Mi padre siempre me ha recriminado que vaya descalza. Cuando era pequeña me perseguía por la casa con sus zapatos del 47, amenazándome con pisarme si no me ponía las zapatillas, y cada vez que viene a verme al que es ahora mi hogar, y en parte también un poco el suyo, mira mis pies desnudos con desaprobación mientras afirma entre dientes: “no cambiará”.
Los padres siempre tienen razón. Aunque al principio reneguemos, se la quitemos o nos rebelemos contra sus consejos, al final, con los años, asentimos, sonreímos y descubrimos que sus verdades son absolutas.
El otro día me rompí el dedo gordo del pie por no hacerle caso. Estaba cocinando y se me cayó una botella de vino blanco mientras lo usaba como condimento. La frené con una uña roja, mal pintada y premonitoria del hematoma interno que se produciría instantes después, y tuve una visión de mi progenitor diciéndome: “te he dicho mil veces que un día te harías daño”, mientras lloraba de dolor con la poca dignidad que me quedaba. Fuimos al hospital y el diagnóstico era evidente: “rotura de la primera falange por gilipollas, sin bostezo, y por ir todo el día descalza”. Al menos diez días de reposo absoluto en los que recrearme en mi mala pata y donde prometerme que nunca más entraré a la cocina descalza, aun sabiendo que no lo podré evitar porque, simple y llanamente, odio ir calzada. Hay personas que adoran tener cientos de zapatos, coleccionarlos, mimarlos, y a quienes incluso les gustan esos instrumentos de tortura llamados tacones, y otras que en invierno somos felices usando cada día las mismas botas altas y planas que pegan con todo. Los de mi calaña, nos despojamos de ellos como si fuesen la peste nada más atravesar la puerta y adoramos la playa o los deportes como el pilates, que se pueden practicar con los pies al aire.
En mis instantes de aburrimiento se lo conté a un colega periodista que se afanó en encontrar una noticia en la que un futbolista había sufrido una fractura similar frenando, en este caso, un delicado perfume durante un mundial de fútbol. Yo, en cambio, olía a vino de la seca. Un destilado imbebible que solo sirve para cocinar y que, por cierto, me envía mi padre en unos cajones gigantes que él mismo construye, ataviados con conservas mágicas y otros manjares con los que se les haría la boca agua.

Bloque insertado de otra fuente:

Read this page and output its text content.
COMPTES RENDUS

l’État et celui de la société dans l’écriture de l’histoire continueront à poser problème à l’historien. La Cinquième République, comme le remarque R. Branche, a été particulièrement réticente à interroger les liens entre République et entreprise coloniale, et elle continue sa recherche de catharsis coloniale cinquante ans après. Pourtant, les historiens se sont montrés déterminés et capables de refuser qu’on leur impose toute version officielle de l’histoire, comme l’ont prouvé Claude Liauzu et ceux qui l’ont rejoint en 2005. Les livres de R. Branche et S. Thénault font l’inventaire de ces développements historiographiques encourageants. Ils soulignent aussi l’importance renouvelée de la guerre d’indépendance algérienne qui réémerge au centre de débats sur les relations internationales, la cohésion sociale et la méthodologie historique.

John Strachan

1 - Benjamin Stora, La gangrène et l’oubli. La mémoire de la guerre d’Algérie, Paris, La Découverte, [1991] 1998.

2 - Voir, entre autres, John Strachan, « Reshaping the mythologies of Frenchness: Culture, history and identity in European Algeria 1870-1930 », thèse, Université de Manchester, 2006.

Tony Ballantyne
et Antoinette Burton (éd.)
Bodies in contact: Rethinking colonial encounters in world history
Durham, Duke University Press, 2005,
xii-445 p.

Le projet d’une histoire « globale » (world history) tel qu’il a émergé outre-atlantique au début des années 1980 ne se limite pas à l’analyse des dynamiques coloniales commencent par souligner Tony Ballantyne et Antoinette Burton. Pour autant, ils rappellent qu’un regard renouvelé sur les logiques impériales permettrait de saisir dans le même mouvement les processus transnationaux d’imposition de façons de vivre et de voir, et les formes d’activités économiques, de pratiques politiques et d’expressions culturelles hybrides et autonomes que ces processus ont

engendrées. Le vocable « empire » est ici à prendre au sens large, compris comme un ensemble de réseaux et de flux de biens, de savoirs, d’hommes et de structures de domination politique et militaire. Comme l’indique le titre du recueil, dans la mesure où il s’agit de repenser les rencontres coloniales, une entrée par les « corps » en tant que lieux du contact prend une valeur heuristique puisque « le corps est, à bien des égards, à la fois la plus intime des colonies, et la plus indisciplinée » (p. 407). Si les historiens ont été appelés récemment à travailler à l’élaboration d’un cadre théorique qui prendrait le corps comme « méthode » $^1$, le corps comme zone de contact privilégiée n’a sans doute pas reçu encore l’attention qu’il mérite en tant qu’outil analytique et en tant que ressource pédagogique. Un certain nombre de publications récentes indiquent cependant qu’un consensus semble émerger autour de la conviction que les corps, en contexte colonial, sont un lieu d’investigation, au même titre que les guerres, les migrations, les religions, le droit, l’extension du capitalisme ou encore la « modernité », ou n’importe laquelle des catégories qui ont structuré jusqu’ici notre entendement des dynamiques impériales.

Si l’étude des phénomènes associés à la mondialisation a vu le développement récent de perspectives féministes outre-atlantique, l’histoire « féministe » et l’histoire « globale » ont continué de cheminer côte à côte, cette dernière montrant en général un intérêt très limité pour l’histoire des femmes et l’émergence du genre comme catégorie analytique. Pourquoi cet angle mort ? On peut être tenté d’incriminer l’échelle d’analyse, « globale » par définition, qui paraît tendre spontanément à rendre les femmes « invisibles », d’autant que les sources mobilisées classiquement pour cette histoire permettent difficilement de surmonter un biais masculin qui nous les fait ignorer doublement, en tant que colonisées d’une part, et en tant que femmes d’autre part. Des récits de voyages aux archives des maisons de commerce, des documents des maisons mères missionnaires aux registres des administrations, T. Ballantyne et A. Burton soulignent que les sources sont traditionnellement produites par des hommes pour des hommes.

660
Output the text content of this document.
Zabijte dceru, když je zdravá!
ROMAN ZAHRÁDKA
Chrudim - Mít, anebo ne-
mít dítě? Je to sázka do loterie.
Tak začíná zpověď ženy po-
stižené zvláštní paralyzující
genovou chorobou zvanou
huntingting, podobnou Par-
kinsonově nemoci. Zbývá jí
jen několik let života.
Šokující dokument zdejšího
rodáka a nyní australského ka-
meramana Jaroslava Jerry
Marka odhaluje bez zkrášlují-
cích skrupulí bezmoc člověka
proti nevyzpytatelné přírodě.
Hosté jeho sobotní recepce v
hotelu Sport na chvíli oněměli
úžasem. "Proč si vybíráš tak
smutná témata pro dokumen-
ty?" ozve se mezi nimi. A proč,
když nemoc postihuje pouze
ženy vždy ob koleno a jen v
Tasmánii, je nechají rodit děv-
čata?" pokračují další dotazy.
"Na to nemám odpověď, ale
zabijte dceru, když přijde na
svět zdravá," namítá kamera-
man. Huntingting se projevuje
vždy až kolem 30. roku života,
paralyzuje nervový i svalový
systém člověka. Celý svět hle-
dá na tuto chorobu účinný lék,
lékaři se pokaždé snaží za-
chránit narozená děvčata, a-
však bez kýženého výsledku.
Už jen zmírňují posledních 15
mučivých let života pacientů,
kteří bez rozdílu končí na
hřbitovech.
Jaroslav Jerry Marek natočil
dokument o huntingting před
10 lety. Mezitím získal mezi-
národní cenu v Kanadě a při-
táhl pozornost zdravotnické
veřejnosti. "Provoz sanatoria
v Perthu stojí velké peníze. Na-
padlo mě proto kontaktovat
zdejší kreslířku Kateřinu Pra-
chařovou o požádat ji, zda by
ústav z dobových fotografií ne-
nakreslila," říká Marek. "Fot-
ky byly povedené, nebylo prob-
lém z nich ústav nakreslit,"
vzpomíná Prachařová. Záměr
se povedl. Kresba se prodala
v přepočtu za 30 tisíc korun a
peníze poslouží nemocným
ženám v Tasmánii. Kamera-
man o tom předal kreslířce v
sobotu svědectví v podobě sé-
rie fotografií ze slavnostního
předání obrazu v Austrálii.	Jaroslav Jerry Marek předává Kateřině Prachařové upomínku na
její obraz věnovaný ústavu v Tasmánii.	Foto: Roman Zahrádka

El caso es que este accidente doméstico me ha llevado a trabajar desde el sofá y a ver más tele de la debida, hasta tal punto que no sé si me duele el estómago por los calmantes o por las tonterías que estoy escuchando estos días. Salvo el regalo de poder disfrutar cada mañana de mi querida María Moya triunfando en Arusitys, y de los capítulos de “Friends” que reponen sin mesura en Comedy Chanel, he tenido que ver decenas de veces los rifirrafes de nuestros políticos en el Congreso, más parecidos a los peores monólogos del Club de la Comedia de todos los tiempos, hablando de todo menos de lo que es importante y me he tragado concursos de talentos en los que jóvenes de 18 años acusan a Mecano de contener letras discriminatorias por usar la palabra, no registrada en la RAE, “mariconez”. He descubierto que no conozco a nadie de Gran Hermano Vip, cuando se supone que quienes lo protagonizan son famosos, y que hay gente que pretende conocer al amor de su vida en una cita televisada.
Me he acostado con Buenafuente, con Berto Romero y con Broncano viéndolos en Movistar Televisión cada noche con una sonrisa en los labios y me he refutado en el cansancio que me producen los mismos formatos de tarde cuajados de ideas idénticas y con los protagonistas de siempre que me hacen pasar palabra.
He leído, he comido, me he quejado y he tecleado más de la cuenta para, al final, ser consciente de que mi pequeño accidente no ha sido más que una “mariconez” y que al final, dentro de una semana, estaré celebrando de nuevo la vida, mis rutinas y el placer de pisar fuerte y descalza por la vida. Porque este viernes en mi agencia hemos celebrado el Día Internacional del Cáncer de Mama con un maravilloso vídeo que me ha emocionado, que me ha hecho sentirme orgullosa de las personas que me rodean, inmensamente pequeña al lado de tantas valientes y segura de que las cosas verdaderamente importantes no se visten con palabras, sino con hechos, con esfuerzo y con mucho amor.